After -- and only after -- he played his part in passing the Reaganite tax cut bill, the zombie-Reagan party is more than happy to extend Trump a line of political credit, provided he only spends it in the GOP company store. No "get out of NAFTA," no "get out of Afghanistan," no "deport 10 million illegals". We don't sell those policies here in Washington.
But if you need some protection from that pesky investigation by the FBI and the Special Counsel, why sure we can help you out. We wouldn't want our rubber-stamper of Reaganism to have aspersions cast on him. Back when you were running that whole anti-Establishment thing, we didn't mind your legitimacy being threatened. But now that you're doing our bidding? Hell, that makes you one of us -- long as it may have taken you to come around -- and we wouldn't want the legitimacy of our new figurehead to come under question.

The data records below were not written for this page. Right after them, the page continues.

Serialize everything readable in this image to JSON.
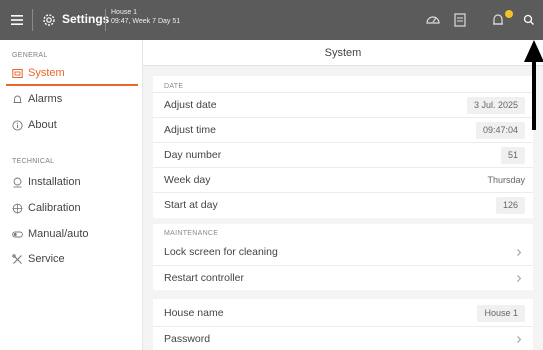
{
  "header": {
    "title": "Settings",
    "house_name": "House 1",
    "house_sub": "09:47, Week 7 Day 51",
    "notification_color": "#f5c12a",
    "icons": [
      "menu-icon",
      "gear-icon",
      "gauge-icon",
      "document-icon",
      "bell-icon",
      "search-icon"
    ]
  },
  "sidebar": {
    "general_label": "GENERAL",
    "technical_label": "TECHNICAL",
    "items": [
      {
        "label": "System",
        "icon": "system-icon",
        "active": true
      },
      {
        "label": "Alarms",
        "icon": "bell-icon"
      },
      {
        "label": "About",
        "icon": "info-icon"
      },
      {
        "label": "Installation",
        "icon": "installation-icon"
      },
      {
        "label": "Calibration",
        "icon": "calibration-icon"
      },
      {
        "label": "Manual/auto",
        "icon": "toggle-icon"
      },
      {
        "label": "Service",
        "icon": "tools-icon"
      }
    ],
    "accent_color": "#e8672c"
  },
  "main": {
    "title": "System",
    "date_section": {
      "label": "DATE",
      "rows": [
        {
          "label": "Adjust date",
          "value": "3 Jul. 2025"
        },
        {
          "label": "Adjust time",
          "value": "09:47:04"
        },
        {
          "label": "Day number",
          "value": "51"
        },
        {
          "label": "Week day",
          "value": "Thursday"
        },
        {
          "label": "Start at day",
          "value": "126"
        }
      ]
    },
    "maintenance_section": {
      "label": "MAINTENANCE",
      "rows": [
        {
          "label": "Lock screen for cleaning"
        },
        {
          "label": "Restart controller"
        }
      ]
    },
    "other_section": {
      "rows": [
        {
          "label": "House name",
          "value": "House 1"
        },
        {
          "label": "Password"
        }
      ]
    }
  }
}
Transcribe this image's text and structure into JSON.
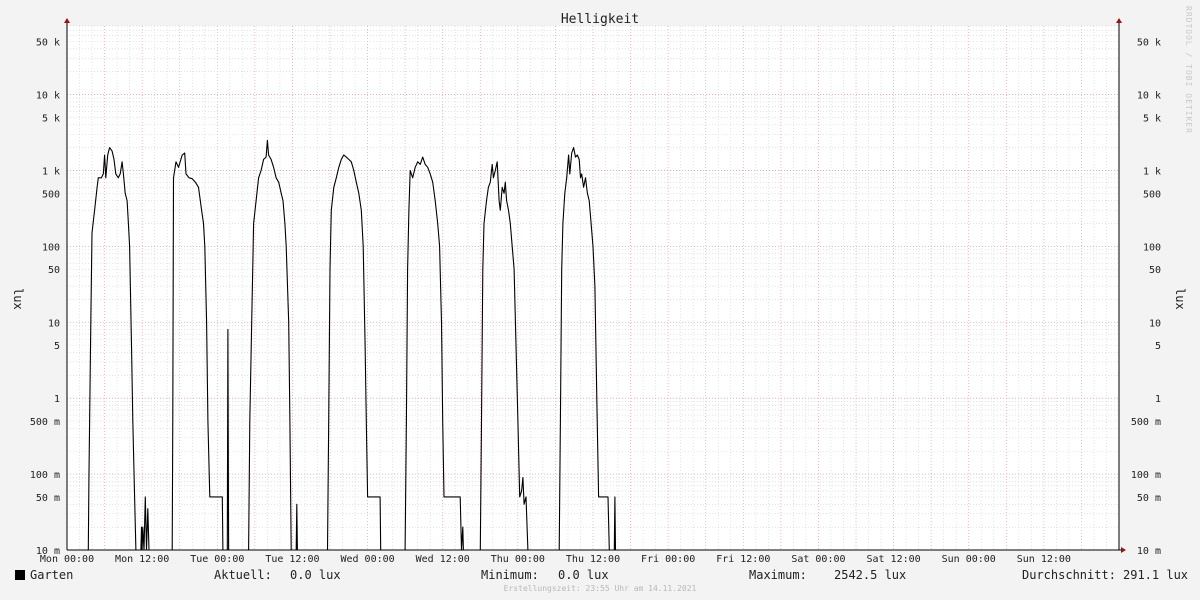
{
  "watermark": "RRDTOOL / TOBI OETIKER",
  "footer": "Erstellungszeit: 23:55 Uhr am 14.11.2021",
  "legend": {
    "series_name": "Garten",
    "current_label": "Aktuell:",
    "current_value": "0.0 lux",
    "min_label": "Minimum:",
    "min_value": "0.0 lux",
    "max_label": "Maximum:",
    "max_value": "2542.5 lux",
    "avg_label": "Durchschnitt:",
    "avg_value": "291.1 lux"
  },
  "colors": {
    "background": "#f3f3f3",
    "canvas": "#ffffff",
    "major_grid": "#e8a0b0",
    "minor_grid": "#d0d0d0",
    "line": "#000000",
    "arrow": "#a01010"
  },
  "chart_data": {
    "type": "line",
    "title": "Helligkeit",
    "ylabel": "lux",
    "y_scale": "log",
    "ylim": [
      0.01,
      80000
    ],
    "xlim": [
      0,
      168
    ],
    "x_unit": "hours since Mon 00:00",
    "grid": true,
    "y_ticks": [
      {
        "value": 0.01,
        "label": "10 m"
      },
      {
        "value": 0.05,
        "label": "50 m"
      },
      {
        "value": 0.1,
        "label": "100 m"
      },
      {
        "value": 0.5,
        "label": "500 m"
      },
      {
        "value": 1,
        "label": "1"
      },
      {
        "value": 5,
        "label": "5"
      },
      {
        "value": 10,
        "label": "10"
      },
      {
        "value": 50,
        "label": "50"
      },
      {
        "value": 100,
        "label": "100"
      },
      {
        "value": 500,
        "label": "500"
      },
      {
        "value": 1000,
        "label": "1 k"
      },
      {
        "value": 5000,
        "label": "5 k"
      },
      {
        "value": 10000,
        "label": "10 k"
      },
      {
        "value": 50000,
        "label": "50 k"
      }
    ],
    "x_ticks": [
      {
        "value": 0,
        "label": "Mon 00:00"
      },
      {
        "value": 12,
        "label": "Mon 12:00"
      },
      {
        "value": 24,
        "label": "Tue 00:00"
      },
      {
        "value": 36,
        "label": "Tue 12:00"
      },
      {
        "value": 48,
        "label": "Wed 00:00"
      },
      {
        "value": 60,
        "label": "Wed 12:00"
      },
      {
        "value": 72,
        "label": "Thu 00:00"
      },
      {
        "value": 84,
        "label": "Thu 12:00"
      },
      {
        "value": 96,
        "label": "Fri 00:00"
      },
      {
        "value": 108,
        "label": "Fri 12:00"
      },
      {
        "value": 120,
        "label": "Sat 00:00"
      },
      {
        "value": 132,
        "label": "Sat 12:00"
      },
      {
        "value": 144,
        "label": "Sun 00:00"
      },
      {
        "value": 156,
        "label": "Sun 12:00"
      }
    ],
    "series": [
      {
        "name": "Garten",
        "points": [
          [
            0,
            0.01
          ],
          [
            3.4,
            0.01
          ],
          [
            3.5,
            0.08
          ],
          [
            3.8,
            10
          ],
          [
            4.0,
            150
          ],
          [
            4.4,
            300
          ],
          [
            4.8,
            600
          ],
          [
            5.0,
            800
          ],
          [
            5.5,
            800
          ],
          [
            5.8,
            900
          ],
          [
            6.0,
            1600
          ],
          [
            6.2,
            800
          ],
          [
            6.5,
            1600
          ],
          [
            6.8,
            2000
          ],
          [
            7.2,
            1800
          ],
          [
            7.5,
            1400
          ],
          [
            7.8,
            900
          ],
          [
            8.2,
            800
          ],
          [
            8.5,
            900
          ],
          [
            8.8,
            1300
          ],
          [
            9.0,
            900
          ],
          [
            9.3,
            500
          ],
          [
            9.6,
            400
          ],
          [
            9.8,
            200
          ],
          [
            10.0,
            100
          ],
          [
            10.3,
            5
          ],
          [
            10.5,
            0.5
          ],
          [
            10.8,
            0.05
          ],
          [
            11.0,
            0.01
          ],
          [
            11.8,
            0.01
          ],
          [
            11.9,
            0.02
          ],
          [
            12.0,
            0.01
          ],
          [
            12.1,
            0.02
          ],
          [
            12.3,
            0.01
          ],
          [
            12.5,
            0.05
          ],
          [
            12.7,
            0.01
          ],
          [
            12.9,
            0.035
          ],
          [
            13.1,
            0.01
          ],
          [
            16.8,
            0.01
          ],
          [
            16.9,
            0.6
          ],
          [
            17.0,
            800
          ],
          [
            17.4,
            1300
          ],
          [
            17.8,
            1100
          ],
          [
            18.4,
            1600
          ],
          [
            18.8,
            1700
          ],
          [
            19.0,
            900
          ],
          [
            19.5,
            800
          ],
          [
            20.0,
            780
          ],
          [
            20.5,
            700
          ],
          [
            21.0,
            600
          ],
          [
            21.5,
            300
          ],
          [
            21.8,
            200
          ],
          [
            22.0,
            100
          ],
          [
            22.3,
            10
          ],
          [
            22.5,
            0.5
          ],
          [
            22.8,
            0.05
          ],
          [
            24.8,
            0.05
          ],
          [
            24.9,
            0.01
          ],
          [
            25.6,
            0.01
          ],
          [
            25.7,
            8
          ],
          [
            25.8,
            0.01
          ],
          [
            29.0,
            0.01
          ],
          [
            29.2,
            0.5
          ],
          [
            29.5,
            10
          ],
          [
            29.8,
            200
          ],
          [
            30.2,
            400
          ],
          [
            30.6,
            800
          ],
          [
            31.0,
            1000
          ],
          [
            31.4,
            1400
          ],
          [
            31.8,
            1500
          ],
          [
            32.0,
            2500
          ],
          [
            32.2,
            1600
          ],
          [
            32.6,
            1400
          ],
          [
            33.0,
            1100
          ],
          [
            33.4,
            800
          ],
          [
            33.8,
            700
          ],
          [
            34.2,
            500
          ],
          [
            34.5,
            400
          ],
          [
            34.8,
            200
          ],
          [
            35.0,
            100
          ],
          [
            35.4,
            10
          ],
          [
            35.6,
            0.5
          ],
          [
            35.8,
            0.01
          ],
          [
            36.6,
            0.01
          ],
          [
            36.7,
            0.04
          ],
          [
            36.8,
            0.01
          ],
          [
            41.6,
            0.01
          ],
          [
            41.8,
            0.5
          ],
          [
            42.0,
            50
          ],
          [
            42.2,
            300
          ],
          [
            42.6,
            600
          ],
          [
            43.0,
            800
          ],
          [
            43.4,
            1100
          ],
          [
            43.8,
            1400
          ],
          [
            44.2,
            1600
          ],
          [
            44.6,
            1500
          ],
          [
            45.0,
            1400
          ],
          [
            45.4,
            1300
          ],
          [
            45.8,
            1000
          ],
          [
            46.2,
            700
          ],
          [
            46.6,
            500
          ],
          [
            47.0,
            300
          ],
          [
            47.3,
            100
          ],
          [
            47.6,
            5
          ],
          [
            47.8,
            0.5
          ],
          [
            48.0,
            0.05
          ],
          [
            50.0,
            0.05
          ],
          [
            50.1,
            0.01
          ],
          [
            54.0,
            0.01
          ],
          [
            54.2,
            0.5
          ],
          [
            54.4,
            50
          ],
          [
            54.6,
            300
          ],
          [
            54.8,
            1000
          ],
          [
            55.2,
            800
          ],
          [
            55.6,
            1100
          ],
          [
            56.0,
            1300
          ],
          [
            56.4,
            1200
          ],
          [
            56.8,
            1500
          ],
          [
            57.2,
            1200
          ],
          [
            57.6,
            1100
          ],
          [
            58.0,
            900
          ],
          [
            58.4,
            700
          ],
          [
            58.8,
            400
          ],
          [
            59.2,
            200
          ],
          [
            59.5,
            100
          ],
          [
            59.8,
            10
          ],
          [
            60.0,
            0.5
          ],
          [
            60.2,
            0.05
          ],
          [
            62.8,
            0.05
          ],
          [
            63.0,
            0.01
          ],
          [
            63.2,
            0.02
          ],
          [
            63.3,
            0.01
          ],
          [
            66.0,
            0.01
          ],
          [
            66.2,
            0.5
          ],
          [
            66.4,
            50
          ],
          [
            66.6,
            200
          ],
          [
            67.0,
            400
          ],
          [
            67.3,
            600
          ],
          [
            67.6,
            700
          ],
          [
            67.9,
            1200
          ],
          [
            68.1,
            800
          ],
          [
            68.4,
            1000
          ],
          [
            68.7,
            1300
          ],
          [
            69.0,
            400
          ],
          [
            69.2,
            300
          ],
          [
            69.5,
            600
          ],
          [
            69.8,
            500
          ],
          [
            70.0,
            700
          ],
          [
            70.2,
            400
          ],
          [
            70.5,
            300
          ],
          [
            70.8,
            200
          ],
          [
            71.1,
            100
          ],
          [
            71.4,
            50
          ],
          [
            71.7,
            5
          ],
          [
            72.0,
            0.5
          ],
          [
            72.3,
            0.05
          ],
          [
            72.6,
            0.06
          ],
          [
            72.8,
            0.09
          ],
          [
            73.0,
            0.04
          ],
          [
            73.3,
            0.05
          ],
          [
            73.6,
            0.01
          ],
          [
            78.6,
            0.01
          ],
          [
            78.8,
            0.5
          ],
          [
            79.0,
            50
          ],
          [
            79.2,
            200
          ],
          [
            79.5,
            500
          ],
          [
            79.8,
            800
          ],
          [
            80.1,
            1600
          ],
          [
            80.3,
            900
          ],
          [
            80.6,
            1700
          ],
          [
            80.9,
            2000
          ],
          [
            81.2,
            1500
          ],
          [
            81.5,
            1600
          ],
          [
            81.8,
            1400
          ],
          [
            82.0,
            800
          ],
          [
            82.2,
            900
          ],
          [
            82.5,
            600
          ],
          [
            82.8,
            800
          ],
          [
            83.1,
            500
          ],
          [
            83.4,
            400
          ],
          [
            83.7,
            200
          ],
          [
            84.0,
            100
          ],
          [
            84.3,
            30
          ],
          [
            84.6,
            1
          ],
          [
            84.9,
            0.05
          ],
          [
            86.4,
            0.05
          ],
          [
            86.6,
            0.01
          ],
          [
            87.4,
            0.01
          ],
          [
            87.5,
            0.05
          ],
          [
            87.6,
            0.01
          ],
          [
            168,
            0.01
          ]
        ]
      }
    ]
  }
}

That certainly doesn't mean the GOP is willing to go to war against the FBI or Mueller, both of whom are solid Republicans. Trump hasn't amassed that much political capital just from passing a tax cut. Now, maybe if he could manage to privatize social security, Trump could get the Republicans to end the investigation for good. But that's not going to happen.

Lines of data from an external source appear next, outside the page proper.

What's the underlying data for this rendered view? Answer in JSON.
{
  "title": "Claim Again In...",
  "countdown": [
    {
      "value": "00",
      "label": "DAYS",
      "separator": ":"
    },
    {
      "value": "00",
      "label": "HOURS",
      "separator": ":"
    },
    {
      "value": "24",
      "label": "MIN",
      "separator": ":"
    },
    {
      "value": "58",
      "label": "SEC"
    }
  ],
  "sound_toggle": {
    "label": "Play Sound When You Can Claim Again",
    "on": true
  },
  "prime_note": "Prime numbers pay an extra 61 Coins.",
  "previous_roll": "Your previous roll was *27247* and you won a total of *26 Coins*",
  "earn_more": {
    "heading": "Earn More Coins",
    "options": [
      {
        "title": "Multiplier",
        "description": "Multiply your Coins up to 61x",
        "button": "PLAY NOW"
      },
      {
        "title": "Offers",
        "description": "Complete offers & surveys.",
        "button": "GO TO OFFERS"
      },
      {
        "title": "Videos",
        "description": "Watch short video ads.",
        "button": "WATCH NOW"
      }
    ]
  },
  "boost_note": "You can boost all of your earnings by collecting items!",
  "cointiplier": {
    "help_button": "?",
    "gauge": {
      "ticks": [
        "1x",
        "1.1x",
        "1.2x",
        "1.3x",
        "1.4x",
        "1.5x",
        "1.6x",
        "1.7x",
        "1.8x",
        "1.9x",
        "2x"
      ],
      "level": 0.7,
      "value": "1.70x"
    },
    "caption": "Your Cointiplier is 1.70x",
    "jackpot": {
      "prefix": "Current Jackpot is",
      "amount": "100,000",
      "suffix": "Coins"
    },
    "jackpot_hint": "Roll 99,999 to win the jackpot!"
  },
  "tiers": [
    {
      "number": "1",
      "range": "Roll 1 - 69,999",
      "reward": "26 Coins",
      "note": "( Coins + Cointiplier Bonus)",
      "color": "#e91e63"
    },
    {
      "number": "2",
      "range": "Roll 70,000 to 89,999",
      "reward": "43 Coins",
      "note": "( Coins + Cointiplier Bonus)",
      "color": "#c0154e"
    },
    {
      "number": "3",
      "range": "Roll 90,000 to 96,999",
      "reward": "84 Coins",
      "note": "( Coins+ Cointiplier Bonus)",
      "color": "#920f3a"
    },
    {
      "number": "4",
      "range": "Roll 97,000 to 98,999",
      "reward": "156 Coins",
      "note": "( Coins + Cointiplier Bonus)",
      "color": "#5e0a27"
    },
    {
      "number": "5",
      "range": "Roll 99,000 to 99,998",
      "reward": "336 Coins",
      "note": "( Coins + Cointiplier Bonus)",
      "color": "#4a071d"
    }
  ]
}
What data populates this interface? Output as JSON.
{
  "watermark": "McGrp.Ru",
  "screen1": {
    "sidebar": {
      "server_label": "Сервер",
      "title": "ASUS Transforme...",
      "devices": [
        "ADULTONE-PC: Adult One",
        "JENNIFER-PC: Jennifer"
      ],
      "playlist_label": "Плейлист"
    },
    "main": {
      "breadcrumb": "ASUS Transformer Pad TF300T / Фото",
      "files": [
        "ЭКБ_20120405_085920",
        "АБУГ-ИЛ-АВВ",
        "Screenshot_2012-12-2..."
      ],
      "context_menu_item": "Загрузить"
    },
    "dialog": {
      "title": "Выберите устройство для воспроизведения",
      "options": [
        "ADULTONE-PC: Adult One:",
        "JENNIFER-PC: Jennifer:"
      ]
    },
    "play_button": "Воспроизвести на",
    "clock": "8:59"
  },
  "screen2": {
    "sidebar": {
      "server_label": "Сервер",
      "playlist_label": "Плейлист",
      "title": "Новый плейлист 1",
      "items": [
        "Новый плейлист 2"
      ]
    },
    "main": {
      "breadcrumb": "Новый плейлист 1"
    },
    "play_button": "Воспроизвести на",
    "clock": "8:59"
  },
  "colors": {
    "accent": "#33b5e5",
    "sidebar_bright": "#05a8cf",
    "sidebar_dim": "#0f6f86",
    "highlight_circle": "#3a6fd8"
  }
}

Their likely plan is to push back on the FBI's credibility in a limited way -- only against certain individuals, and in a certain case, without questioning the broad powers of the institution. They just re-authorized the practices that led to the FISA court approving surveillance of the Trump campaign, so they clearly are not going to weaken the institutional strength of the FBI or other intel agencies.
They can sense having a rough time keeping a majority in both houses of Congress after the mid-terms, especially in the House where impeachment proceedings would begin. So they just bide their time, and if the Democrats take back the House and start using Mueller's findings, regardless of whatever they do or do not say, as a pretext for impeachment -- hey, we did our best when we controlled the House, Don-arino, don't blame us for what the Democrats do when they've taken it over.
Trump could still fuck those plans up by firing Mueller, or firing enough of his subordinates until one of them fires Mueller. That would probably be a bridge too far for Republicans to reflexively and totally circle the wagons around him. That would require him to hit a real home run for team Reagan -- amnestying all tens of millions of illegals, say.
That may be why the news was leaked about him ordering Mueller fired in June, only for the White House Counsel McGahn to refuse, and Trump back down. It's a reminder that he doesn't have enough political capital for the Republicans to bail him out of a big-league jam like that -- don't do anything stupid, and we'll keep attacking the neutrality of the FBI, at least in a circumscribed way relating only to the bogus Russia allegations, which doesn't threaten the institution's larger powers.
This is yet another reason why the next major figure to carry out a re-alignment must come into office with a decent chunk of political capital already. If he does not, it makes him wholly dependent on those who do have capital -- the Establishment -- to fend off the inevitable attacks that his opponents will make, knowing how weak he is upon arrival. Otherwise, a would-be re-aligning president who enters the White House with little capital, and even worse with debt, gets easily co-opted by the conventional forces he was sent there to oppose.